Staff at Agriculture Bank of China fared the worst. The annual wage package there shrank to about 98,800 yuan, which was a pretax figure that included various subsidies like house accumulation funds and social security fees.

The cutbacks affected those at the top as well as those at the bottom of the banking ladder. Jiang Jianqing, chairman of ICBC, had his salary slashed by 51 percent to 546,800 yuan in 2015.

Halved salaries

The chairmen of the other “Big Four” lenders all suffered at least a third cut in salary, dragging the average annual salary of the bank bosses to 571,220 yuan from over a million yuan in 2014.

“With market sentiment remaining gloomy,” said Pricewaterhouse Cooper’s Leung, “banks must explore new channels to increase income and cut expenditures to survive.”

Among the options on the table is a proposal to convert bad debt into equity. That was proposed by Premier Li during the National People’s Congress in March as a way to reduce corporate leverage and clear away some of the non-performing loans.

The idea is not new. In 1999, China bailed out its four biggest banks by transferring US$230 billion of soured loans to unprofitable state-owned companies from the lenders’ balance sheets and converting it into equity held by four specially created asset management companies. Those companies subsequently made profits from swaps, with support from the government.

In the latest variation on the same theme, government said it would focus only on the debt of state-owned companies that have some hope of restructuring themselves into profitable operations. So-called “zombie companies” with little or no hope of survival would be excluded.

The first batch of debt-to-equity swaps will involve one trillion yuan and will be completed in three years, Caixin magazine reported over the weekend.

But who will ultimately foot the bill is uncertain, the magazine said.

Conversions of the magnitude now being contemplated could lift the annual net profit of banks by an average 4 percent, analyst Luo Yi at Huatai Securities Co wrote in a note.

But other industry insiders, including bank bosses themselves, remain lukewarm to the idea. They say such swaps could harm the interests of lenders’ shareholders. As such, if banks are required to take equity in ailing companies in exchange for non-performing loans, those swaps should be capped, they warn.

Among the pessimists is Yang Kaisheng, who led China Huarong Asset Management Co in conducting China’s first swaps of bad debt to equity in the late 1990s.

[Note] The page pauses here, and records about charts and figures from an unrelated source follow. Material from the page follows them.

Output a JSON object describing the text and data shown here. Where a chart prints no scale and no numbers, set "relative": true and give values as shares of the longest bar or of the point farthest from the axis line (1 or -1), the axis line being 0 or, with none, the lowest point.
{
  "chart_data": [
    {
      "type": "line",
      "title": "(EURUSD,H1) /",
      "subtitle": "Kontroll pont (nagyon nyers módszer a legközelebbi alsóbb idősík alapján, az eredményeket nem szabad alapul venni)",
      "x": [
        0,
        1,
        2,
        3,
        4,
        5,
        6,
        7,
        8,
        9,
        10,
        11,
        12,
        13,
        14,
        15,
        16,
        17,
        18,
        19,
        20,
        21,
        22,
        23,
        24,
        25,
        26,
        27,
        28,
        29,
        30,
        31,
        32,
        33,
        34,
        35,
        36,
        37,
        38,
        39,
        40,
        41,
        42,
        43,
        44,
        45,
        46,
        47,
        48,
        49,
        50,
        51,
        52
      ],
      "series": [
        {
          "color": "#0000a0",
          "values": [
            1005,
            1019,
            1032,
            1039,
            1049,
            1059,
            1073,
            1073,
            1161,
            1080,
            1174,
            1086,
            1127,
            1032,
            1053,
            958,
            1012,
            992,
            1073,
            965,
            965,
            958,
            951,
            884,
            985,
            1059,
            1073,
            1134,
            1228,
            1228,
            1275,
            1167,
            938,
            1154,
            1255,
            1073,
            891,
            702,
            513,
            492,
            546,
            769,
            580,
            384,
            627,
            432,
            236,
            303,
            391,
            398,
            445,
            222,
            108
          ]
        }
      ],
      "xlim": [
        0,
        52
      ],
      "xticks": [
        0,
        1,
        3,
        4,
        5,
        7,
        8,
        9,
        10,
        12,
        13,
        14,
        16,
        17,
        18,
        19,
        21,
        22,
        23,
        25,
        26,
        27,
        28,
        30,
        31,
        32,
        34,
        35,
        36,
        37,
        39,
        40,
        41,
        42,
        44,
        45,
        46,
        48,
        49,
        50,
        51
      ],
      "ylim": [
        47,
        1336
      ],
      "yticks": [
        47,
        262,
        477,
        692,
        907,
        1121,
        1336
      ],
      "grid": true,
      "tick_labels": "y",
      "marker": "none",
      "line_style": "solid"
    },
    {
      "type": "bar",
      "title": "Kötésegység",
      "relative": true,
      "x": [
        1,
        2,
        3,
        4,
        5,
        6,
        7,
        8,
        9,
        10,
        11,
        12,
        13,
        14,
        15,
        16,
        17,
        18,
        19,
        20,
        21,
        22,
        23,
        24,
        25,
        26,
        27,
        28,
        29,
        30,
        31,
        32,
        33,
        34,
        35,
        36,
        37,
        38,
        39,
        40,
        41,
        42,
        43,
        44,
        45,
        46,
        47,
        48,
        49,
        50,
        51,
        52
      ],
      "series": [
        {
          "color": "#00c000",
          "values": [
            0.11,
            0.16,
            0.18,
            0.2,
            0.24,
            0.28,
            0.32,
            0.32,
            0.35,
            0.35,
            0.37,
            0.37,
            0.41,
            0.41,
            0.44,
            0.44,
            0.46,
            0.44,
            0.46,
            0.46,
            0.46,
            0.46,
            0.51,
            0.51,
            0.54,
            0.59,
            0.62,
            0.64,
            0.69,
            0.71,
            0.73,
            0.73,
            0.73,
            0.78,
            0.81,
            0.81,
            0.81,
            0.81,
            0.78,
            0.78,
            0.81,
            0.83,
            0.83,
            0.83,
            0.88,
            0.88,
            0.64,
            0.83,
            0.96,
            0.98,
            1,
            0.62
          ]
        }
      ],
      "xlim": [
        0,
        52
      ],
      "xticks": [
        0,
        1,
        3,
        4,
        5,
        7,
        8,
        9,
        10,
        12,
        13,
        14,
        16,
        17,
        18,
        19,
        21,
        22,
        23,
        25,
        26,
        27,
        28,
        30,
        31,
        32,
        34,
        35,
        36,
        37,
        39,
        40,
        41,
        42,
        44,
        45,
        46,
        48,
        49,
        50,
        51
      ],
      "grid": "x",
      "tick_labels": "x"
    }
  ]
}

“The debt-to-equity swap is a painful process to both creditors and to debtors,” Yang wrote in an opinion piece published in the 21st Century Business Herald on Wednesday. “Creditors and debtors need to be aware that this is done only when there’s no alternative.”

Jiang Chao, chief analyst at Haitong Securities Co, agreed that the swaps do entail risk.

“If the government is going to back up the move by cash injections or easier capital rules, the financial system would have to face the risk of money over-issuance,” said Jiang. “If not, then banks would have to bear the results of turning bad loans into bad equities, and thus face a liquidity crisis in order to offset the risks by raising their core capital adequacy ratios.”

Many observers said an economic rebound is the only way to avoid swaps. But if that doesn’t occur and the plan is pursued, it’s just another headache facing banking during the sector’s toughest time in a decade.